The observed discrepancies in model performance can be attributed to several factors. YOLOv10’s enhancements in handling bicycles and trucks may result from the incorporation of new layers or tuning strategies which improve the model’s ability to generalize from training data to real-world scenarios, particularly in handling objects with varying aspect ratios or in cluttered environments. On the other hand, the slight edge YOLOv8 holds in car detection could be linked to its potentially less complex but more focused approach to feature relevance, which may benefit the detection of more uniform and larger objects like cars.

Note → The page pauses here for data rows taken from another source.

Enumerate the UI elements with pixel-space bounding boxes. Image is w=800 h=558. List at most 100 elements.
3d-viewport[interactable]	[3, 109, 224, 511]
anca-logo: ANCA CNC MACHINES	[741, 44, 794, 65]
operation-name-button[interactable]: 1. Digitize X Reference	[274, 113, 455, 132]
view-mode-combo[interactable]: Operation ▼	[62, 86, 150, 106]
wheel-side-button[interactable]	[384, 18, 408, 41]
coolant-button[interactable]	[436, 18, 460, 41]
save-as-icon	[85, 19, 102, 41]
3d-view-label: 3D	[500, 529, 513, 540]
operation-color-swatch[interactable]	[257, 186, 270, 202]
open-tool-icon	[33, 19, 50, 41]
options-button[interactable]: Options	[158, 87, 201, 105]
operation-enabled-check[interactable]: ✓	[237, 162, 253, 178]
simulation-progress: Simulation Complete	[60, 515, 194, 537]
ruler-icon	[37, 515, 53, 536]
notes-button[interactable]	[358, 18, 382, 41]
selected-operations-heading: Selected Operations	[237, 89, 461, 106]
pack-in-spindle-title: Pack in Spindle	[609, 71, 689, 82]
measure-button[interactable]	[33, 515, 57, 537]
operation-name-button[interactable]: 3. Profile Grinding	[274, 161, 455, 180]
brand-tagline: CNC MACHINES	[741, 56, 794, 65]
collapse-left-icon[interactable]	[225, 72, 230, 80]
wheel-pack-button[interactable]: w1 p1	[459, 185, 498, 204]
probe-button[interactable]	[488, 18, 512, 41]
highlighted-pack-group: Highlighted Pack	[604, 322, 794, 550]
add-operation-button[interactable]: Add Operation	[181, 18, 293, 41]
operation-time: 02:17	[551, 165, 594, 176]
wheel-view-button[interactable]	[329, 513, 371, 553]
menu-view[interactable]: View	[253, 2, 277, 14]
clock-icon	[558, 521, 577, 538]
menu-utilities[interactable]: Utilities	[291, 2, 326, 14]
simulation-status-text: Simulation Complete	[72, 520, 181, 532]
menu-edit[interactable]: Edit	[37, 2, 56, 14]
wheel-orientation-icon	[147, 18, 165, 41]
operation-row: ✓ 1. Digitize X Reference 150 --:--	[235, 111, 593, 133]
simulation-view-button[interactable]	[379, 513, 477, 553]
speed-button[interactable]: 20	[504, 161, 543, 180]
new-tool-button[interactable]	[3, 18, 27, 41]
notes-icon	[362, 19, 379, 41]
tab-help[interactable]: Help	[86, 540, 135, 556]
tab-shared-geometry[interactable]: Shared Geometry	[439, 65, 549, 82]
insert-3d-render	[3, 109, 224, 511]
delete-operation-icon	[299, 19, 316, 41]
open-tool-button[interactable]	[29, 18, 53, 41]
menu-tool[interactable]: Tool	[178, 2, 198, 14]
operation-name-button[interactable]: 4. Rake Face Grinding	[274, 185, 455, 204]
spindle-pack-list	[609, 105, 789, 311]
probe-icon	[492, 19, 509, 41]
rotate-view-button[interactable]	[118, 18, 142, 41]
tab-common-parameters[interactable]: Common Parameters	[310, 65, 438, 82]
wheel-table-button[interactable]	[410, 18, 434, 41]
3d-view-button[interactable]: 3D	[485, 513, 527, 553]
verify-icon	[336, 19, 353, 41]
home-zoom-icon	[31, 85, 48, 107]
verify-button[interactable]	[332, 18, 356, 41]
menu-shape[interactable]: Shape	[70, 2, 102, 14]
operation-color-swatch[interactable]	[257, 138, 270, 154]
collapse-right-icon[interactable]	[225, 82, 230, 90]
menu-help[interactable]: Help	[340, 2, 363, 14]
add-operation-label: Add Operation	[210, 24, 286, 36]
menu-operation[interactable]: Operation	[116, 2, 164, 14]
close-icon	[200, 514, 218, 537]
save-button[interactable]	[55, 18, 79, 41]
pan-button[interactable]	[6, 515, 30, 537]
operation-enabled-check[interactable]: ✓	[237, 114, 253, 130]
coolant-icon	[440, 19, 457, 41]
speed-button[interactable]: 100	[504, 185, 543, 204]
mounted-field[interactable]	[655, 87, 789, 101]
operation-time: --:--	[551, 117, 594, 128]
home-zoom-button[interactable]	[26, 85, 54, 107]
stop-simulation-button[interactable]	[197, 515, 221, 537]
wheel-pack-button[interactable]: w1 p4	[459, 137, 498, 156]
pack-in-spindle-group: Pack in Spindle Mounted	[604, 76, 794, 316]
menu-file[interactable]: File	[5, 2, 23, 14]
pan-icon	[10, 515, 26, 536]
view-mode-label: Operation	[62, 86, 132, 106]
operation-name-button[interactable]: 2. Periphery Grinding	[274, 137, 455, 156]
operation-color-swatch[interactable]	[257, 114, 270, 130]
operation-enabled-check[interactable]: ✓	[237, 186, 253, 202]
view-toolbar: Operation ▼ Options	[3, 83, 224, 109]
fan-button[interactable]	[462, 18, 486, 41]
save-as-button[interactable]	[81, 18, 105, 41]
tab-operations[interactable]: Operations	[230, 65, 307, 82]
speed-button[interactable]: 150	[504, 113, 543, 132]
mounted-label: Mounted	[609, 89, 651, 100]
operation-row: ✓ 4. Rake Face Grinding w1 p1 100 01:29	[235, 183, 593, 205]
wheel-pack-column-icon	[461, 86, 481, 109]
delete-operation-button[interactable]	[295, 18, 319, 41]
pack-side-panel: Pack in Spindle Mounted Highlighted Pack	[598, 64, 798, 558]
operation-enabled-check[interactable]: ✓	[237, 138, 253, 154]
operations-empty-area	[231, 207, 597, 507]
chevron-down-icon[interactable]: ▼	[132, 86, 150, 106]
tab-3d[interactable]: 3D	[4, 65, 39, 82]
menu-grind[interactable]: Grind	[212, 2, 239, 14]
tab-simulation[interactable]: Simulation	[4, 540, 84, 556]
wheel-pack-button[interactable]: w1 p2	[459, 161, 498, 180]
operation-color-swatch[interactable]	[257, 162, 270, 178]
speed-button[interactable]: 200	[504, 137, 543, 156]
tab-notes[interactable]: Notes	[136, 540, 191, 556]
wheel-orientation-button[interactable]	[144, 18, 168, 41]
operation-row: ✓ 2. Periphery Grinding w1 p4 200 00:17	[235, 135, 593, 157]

These results suggest that YOLOv10 is generally more versatile, especially for detecting more challenging object classes such as bicycles and trucks, while YOLOv8 might be favored in applications where car detection is critical. Given the performance equivalency in detecting buses and motorcycles, the choice between these models could be determined by specific application needs, computational constraints, or the availability of training data.
Limitations of This Study
While this research provides a detailed comparative analysis of YOLOv8 and YOLOv10 in vehicle detection, there are several areas which were not explored and which can be addressed in future studies. Notably, the impact of varying environmental conditions, such as lighting and weather changes, on model performance was not assessed. Future research could investigate how these models perform under different scenarios, such as at nighttime or in adverse weather conditions, which are critical for real-world applications like autonomous driving. Additionally, this study did not examine the computational efficiency of the models in real-time processing environments, an important factor for deployment in onboard systems in vehicles. Further analysis may also include a deeper dive into the models’ performance on a larger and more diverse dataset which includes a wider variety of vehicle types and more complex urban scenarios. This would help in understanding the scalability and robustness of the models. Finally, integrating newer techniques, such as transfer learning or exploring the impact of different training strategies, might reveal additional insights into optimizing model performance for specific vehicle detection tasks.
In conclusion, the selection between YOLOv8 and YOLOv10 should consider these nuanced performance differences, aligning model capabilities with specific detection requirements and operational environments.